Newspaper Names

kelley the-squeeze at pulpculture.org
Fri Feb 21 09:02:35 PST 2003


At 11:18 AM 2/21/03 -0500, Michael Pollak wrote:


>On Fri, 21 Feb 2003, kelley wrote:
>
> > Newspapers were originally funded by political parties, politicians, and
> > partisan orgs and unabashed about naming themsleves The Standard or The
> > Criterion. In NYS those names were historically proceeded by the names
> > of political parties. My hometown paper was The [City] Republican
> > Standard. In Ithaca, the first newspaper for the county was the Seneca
> > Republican. They changed it to The Ithaca Journal a year later.
>
>What year was that? And was this part of a general trend to drop overt
>party affiliation from papers?

1816, 1817, 1826 for name changes. (Don't forget that old Republicans weren't the same as today. I know you know this, but for those who might not have it at the forefront.)

The source is Gerald Baldasty, _The Commercializaton of News in the Nineteenth Century_.

Newspapers shifted from partisanship, from treating their readers as citizens and workers, to conceiving of them as consumer, as they moved from the realm of politics to the realm of commerce and business. In this process, newspapers saw themselves as becoming more objective, detaching themselves from their political roots. It is here, in the late 1800s where we see the rise of the notion of journalistic objectivity.

In order to garner the biggest audiences, papers moved from controversy to bland stories they thought likely to attract (and not offend) the widest possible audience. They were also, of course, concerned with attracting (and not offending) advertisers. Their content focused on sports, fashion, recipes, entertainment. Just as today, these were placed near advertisements to bolster the product in the ad.

(As a related aside: Ruth Schwartz Cowen in _More Work for Mother_ has a nice, albeit brief, piece about how refined flour mills used recipes and related articles planted in newspapers to create a demand for their product. Masked as part of the push for "republican motherhood" (not party republican) in 1830ish-40ish newspapers, these plants ostensibly encouraged good "republican mothers" who cared for their men and children by baking marvelous baked goods that calmed their temperments excited by activities in the rancourous spheres of the forum and the market. Women, who not a century prior, were often depicted as child=like and immoral, the source of poor judgement, were now seen as the cultivators of republican vitue in the home.

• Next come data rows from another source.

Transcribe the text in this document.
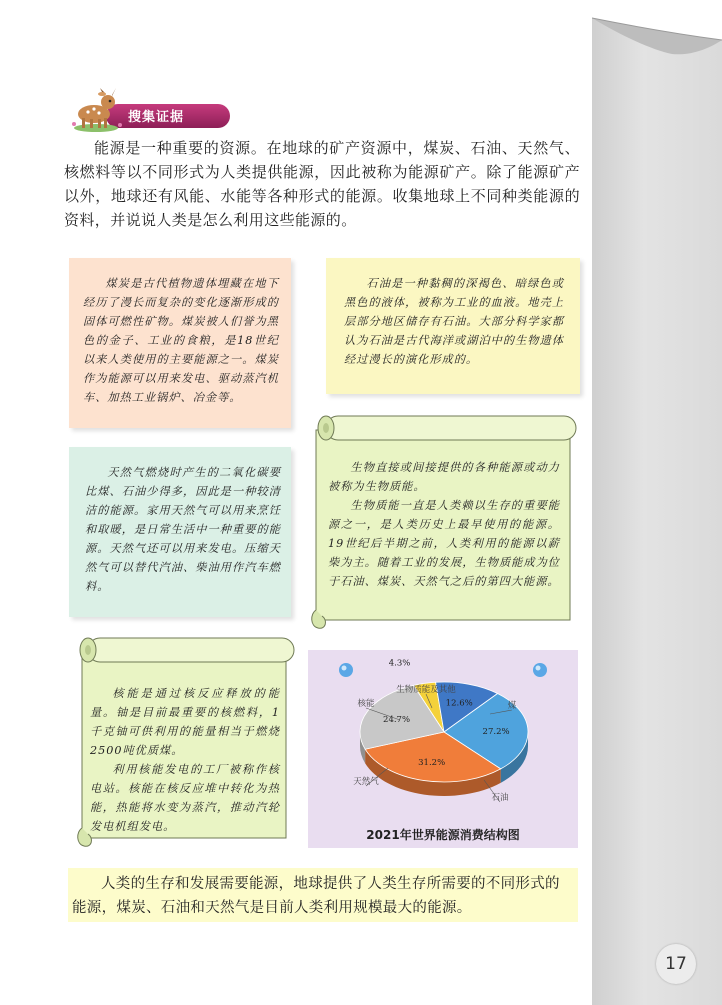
搜集证据
能源是一种重要的资源。在地球的矿产资源中，煤炭、石油、天然气、核燃料等以不同形式为人类提供能源，因此被称为能源矿产。除了能源矿产以外，地球还有风能、水能等各种形式的能源。收集地球上不同种类能源的资料，并说说人类是怎么利用这些能源的。

煤炭是古代植物遗体埋藏在地下经历了漫长而复杂的变化逐渐形成的固体可燃性矿物。煤炭被人们誉为黑色的金子、工业的食粮，是18世纪以来人类使用的主要能源之一。煤炭作为能源可以用来发电、驱动蒸汽机车、加热工业锅炉、冶金等。

石油是一种黏稠的深褐色、暗绿色或黑色的液体，被称为工业的血液。地壳上层部分地区储存有石油。大部分科学家都认为石油是古代海洋或湖泊中的生物遗体经过漫长的演化形成的。

天然气燃烧时产生的二氧化碳要比煤、石油少得多，因此是一种较清洁的能源。家用天然气可以用来烹饪和取暖，是日常生活中一种重要的能源。天然气还可以用来发电。压缩天然气可以替代汽油、柴油用作汽车燃料。

生物直接或间接提供的各种能源或动力被称为生物质能。

生物质能一直是人类赖以生存的重要能源之一，是人类历史上最早使用的能源。19世纪后半期之前，人类利用的能源以薪柴为主。随着工业的发展，生物质能成为位于石油、煤炭、天然气之后的第四大能源。

核能是通过核反应释放的能量。铀是目前最重要的核燃料，1千克铀可供利用的能量相当于燃烧2500吨优质煤。

利用核能发电的工厂被称作核电站。核能在核反应堆中转化为热能，热能将水变为蒸汽，推动汽轮发电机组发电。

4.3%
12.6%
27.2%
31.2%
24.7%
核能
生物质能及其他
煤
石油
天然气
2021年世界能源消费结构图

人类的生存和发展需要能源，地球提供了人类生存所需要的不同形式的能源，煤炭、石油和天然气是目前人类利用规模最大的能源。

17
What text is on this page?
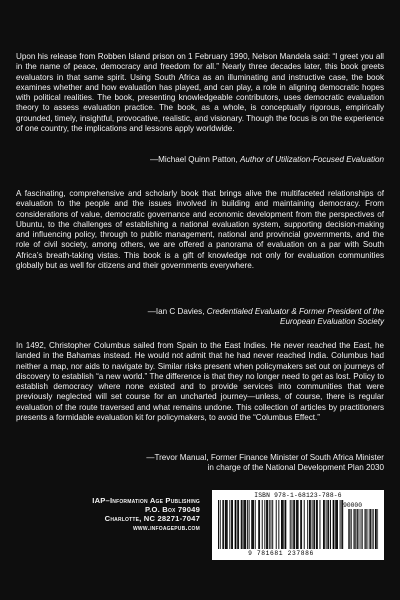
Upon his release from Robben Island prison on 1 February 1990, Nelson Mandela said: “I greet you all in the name of peace, democracy and freedom for all.” Nearly three decades later, this book greets evaluators in that same spirit. Using South Africa as an illuminating and instructive case, the book examines whether and how evaluation has played, and can play, a role in aligning democratic hopes with political realities. The book, presenting knowledgeable contributors, uses democratic evaluation theory to assess evaluation practice. The book, as a whole, is conceptually rigorous, empirically grounded, timely, insightful, provocative, realistic, and visionary. Though the focus is on the experience of one country, the implications and lessons apply worldwide.

—Michael Quinn Patton, Author of Utilization-Focused Evaluation

A fascinating, comprehensive and scholarly book that brings alive the multifaceted relationships of evaluation to the people and the issues involved in building and maintaining democracy. From considerations of value, democratic governance and economic development from the perspectives of Ubuntu, to the challenges of establishing a national evaluation system, supporting decision-making and influencing policy, through to public management, national and provincial governments, and the role of civil society, among others, we are offered a panorama of evaluation on a par with South Africa’s breath-taking vistas. This book is a gift of knowledge not only for evaluation communities globally but as well for citizens and their governments everywhere.

—Ian C Davies, Credentialed Evaluator & Former President of the European Evaluation Society

In 1492, Christopher Columbus sailed from Spain to the East Indies. He never reached the East, he landed in the Bahamas instead. He would not admit that he had never reached India. Columbus had neither a map, nor aids to navigate by. Similar risks present when policymakers set out on journeys of discovery to establish “a new world.” The difference is that they no longer need to get as lost. Policy to establish democracy where none existed and to provide services into communities that were previously neglected will set course for an uncharted journey—unless, of course, there is regular evaluation of the route traversed and what remains undone. This collection of articles by practitioners presents a formidable evaluation kit for policymakers, to avoid the “Columbus Effect.”

—Trevor Manual, Former Finance Minister of South Africa Minister in charge of the National Development Plan 2030

IAP–Information Age Publishing
P.O. Box 79049
Charlotte, NC 28271-7047
www.infoagepub.com
ISBN 978-1-68123-788-6
90000
9 781681 237886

For Cowan, the major story is that those recipes created more work since creating fancy white bread and cakes was a more difficult process than the kinds of quick breads and cakes made from less refined grains that were a staple of the Americans diet before revolutions in milling technologies.)

The big push for press objectivity came, as with many pushes for professionalization and scientization in the US, during the Progressive Era. As newspapers competed for circulation, some were learning that bland didn't seel as much as scandal, muck-raking, exposes, gossip, etc. Like physicians trying to distinguish themselves from midwives and quacks, newspapers sought the status of objective "observer" "independent" from the political fray as well as from the less competent fray.

When I wrote a piece on the first modern mass media hoaxes, by the way, one of the most interesting was the purposeful Great Moon Hoax of 1835:

"Benjamin Day, of The Sun newspaper in New York City, printed a series about the purported discovery of life on the moon. The Sun claimed the series was based on the writings of John Herschel. Herschel had been testing a news telescope. However, he never claimed he'd discovered human-like life on the moon. Nor did he publish his finding in the Edinburgh Journal of Science, as The Sun claimed. Indeed, the journal didn't even exist.

Still, the series was a hit! The Sun boasted a circulation of 15,000. The day the paper ran a description of the furry humanoids with bat-like wings, circulation jumped to 19,360. Rival papers soon followed with the same story, claiming that they had also obtained the original scientific papers upon which The Sun supposedly based its story.

It was eventually revealed the story was fabricated. Even so, The Sun and the other newspapers never suffered any negative repercussions for their lies. In fact, when people learned the truth, the were amused. Subsequently, newspapers perpetrated 1000s of similar hoaxes in the early to late 1800s and well-known authors such as Edgar Allen Poe and Samuel Clemens were connected with them."